Ragioniere Nascimbeni ( ragioniere means accountant, or more precisely, someone who has completed the kind of high school that concentrates most of all on accountancy. It does not mean that the person in question is a full-blooded accountant, since that would entail a university degree which would confer the more enviable Dottore. Ragioniere is thus the least impressive of those titles — Ingegnere, Avvocato, Architetto, Professore , etc. — that Italians like to place before their names to confer a little importance and pomposity, in this case so little importance and so hollow a pomposity that one feels it might be wiser not to draw attention to the fact at all)…

Ragioniere Nascimbeni arrives right on time. I buzz him in and stand outside the door at the top of the marble stairs to guide him to the right apartment. He comes up with an unusual clatter, a curious, rolling gait. I watch with interest as he attacks the first flight, disappears, then sways into view on the second. By the time I’m face to face with him at the top of the fourth, I’m beginning to appreciate why this man is genuinely so busy and successful in his field: he is himself a walking advertisement for just how much can go wrong in life, the perfect contradiction of the happy providence suggested by his name. One look at Nascimbeni and you know you need insurance. And perhaps he comes to your house, rather than seeing you from behind his desk in town, just to remind you how difficult it can be for a man to climb stairs, to cross a room, to find a comfortable chair.

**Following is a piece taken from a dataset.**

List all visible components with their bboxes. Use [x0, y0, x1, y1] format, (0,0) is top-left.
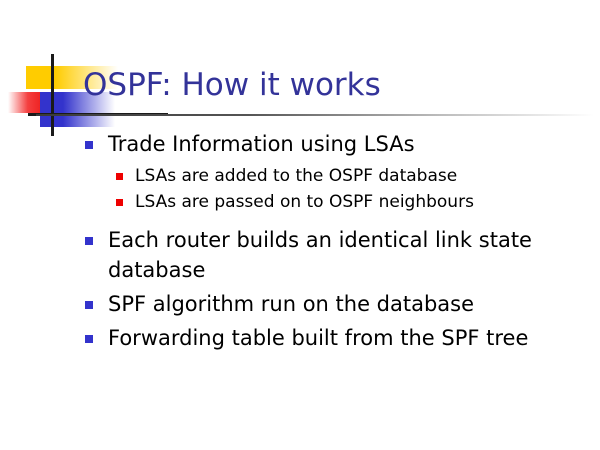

I said ‘walking advertisement’, but I should have said ‘lurching’. Nascimbeni has the built-up shoe of the polio victim. He throws his limp leg forward, leaning on it only when it is rigidly straight, bringing round his good leg as rapidly as possible. The impression is of someone negotiating a ship’s deck in a storm. His eyes behind thick glasses squint severely. Every few seconds he blows his nose, breathing hard.